The 11 squares I managed over the weekend:

Thursday, February 12, 2015

Quiet time ...

... around here. In fact, the reason for so little activity is I'm out straight with activity!

We are into our 6th week of rehearsal (once a week) for Schubert and Beethoven with 4 more rehearsals before the concert. Joining the orchestra has been absolutely wonderful for my progress. It gives me an opportunity to explore cello positions that I haven't yet encountered much in my solo works, and since it requires a wide range of sound and techniques it's just a great all-around exercise. I've been enjoying the rehearsals to the hilt.

In a few weeks I'll be participating in an afternoon of chamber music at the piano. An informal affair at the same music school where we rehearse: A pot-luck chamber sight-reading workshop--only as a pianist I won't be sight-reading brand new music.
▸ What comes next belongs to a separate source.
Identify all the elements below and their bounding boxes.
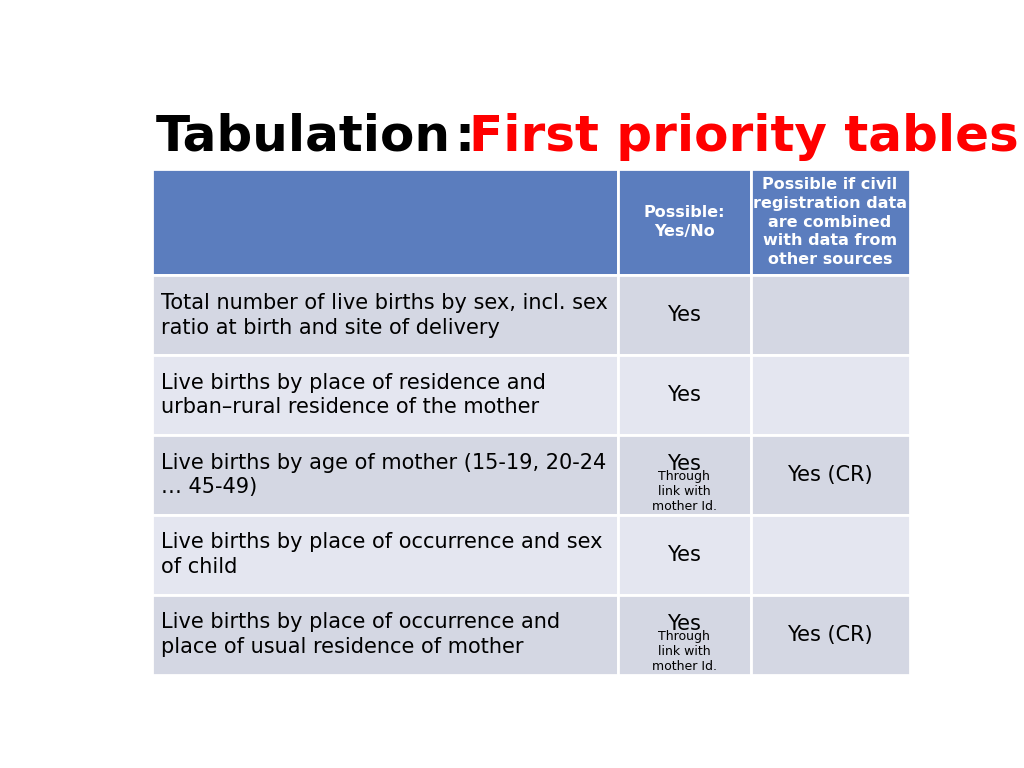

In filling out the application I mentioned Beethoven's "Spring" Sonata for violin and piano, and Arvo Pärt's "Spiegel im Spiegel"--also for violin and piano--as being two pieces I'd most love to play with someone.

There's a lot of practicing going on, and I can sense progress in both instruments so, of course, that makes me happy--overjoyed, really. But in reality, the progress is in me, isn't it? I mentioned it recently somewhere else: One never struggles with an instrument; one struggles with oneself. The instrument doesn't change, I have to change.
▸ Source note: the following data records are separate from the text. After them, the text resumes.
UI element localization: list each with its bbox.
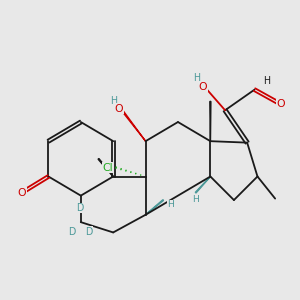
- Text: H: H: [167, 200, 174, 209]
- Text: H: H: [193, 73, 200, 83]
- Polygon shape: [146, 200, 164, 215]
- Polygon shape: [122, 110, 146, 141]
- Text: H: H: [110, 96, 117, 106]
- Text: D: D: [76, 203, 83, 213]
- Text: Cl: Cl: [103, 163, 113, 173]
- Polygon shape: [98, 158, 113, 177]
- Text: O: O: [18, 188, 26, 198]
- Text: H: H: [192, 195, 199, 204]
- Polygon shape: [195, 176, 210, 193]
- Text: O: O: [115, 104, 123, 114]
- Text: D: D: [68, 226, 75, 237]
- Polygon shape: [210, 101, 211, 141]
- Text: O: O: [277, 99, 285, 110]
- Text: D: D: [85, 226, 93, 237]
- Text: O: O: [199, 82, 207, 92]
- Text: H: H: [263, 76, 270, 86]
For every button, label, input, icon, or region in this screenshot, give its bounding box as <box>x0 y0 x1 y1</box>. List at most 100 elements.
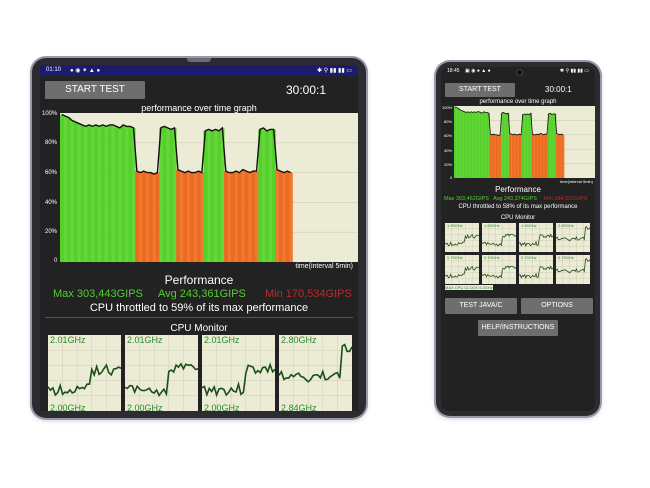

Ciello is doing wonderfully. A sweet, happy little bird. We spend most of the day together, sharing lunch and peeves and joy. He's anxious to be flying around with my other birds, I can tell. But in the meantime he sleeps in their room in his luxury condo--a very nice, floor-sized cage--one of two I brought up from New York. To think that I was almost ready to leave them behind! Glad I kept them, after all.

I AM making progress on the pheasant, pleasant reveries. Ciello loves to get hold of the needle and roll it around his tongue! Most helpful is he! So it's now a collaboration.


There is something about the color of sky this time of year that is most striking. The blues!! The sky is so many shades of blue, most vividly!


Those pictures are taken on the road to Rumney, Halls Brook Road--my link to civilization on this side of the mountain. So beautiful!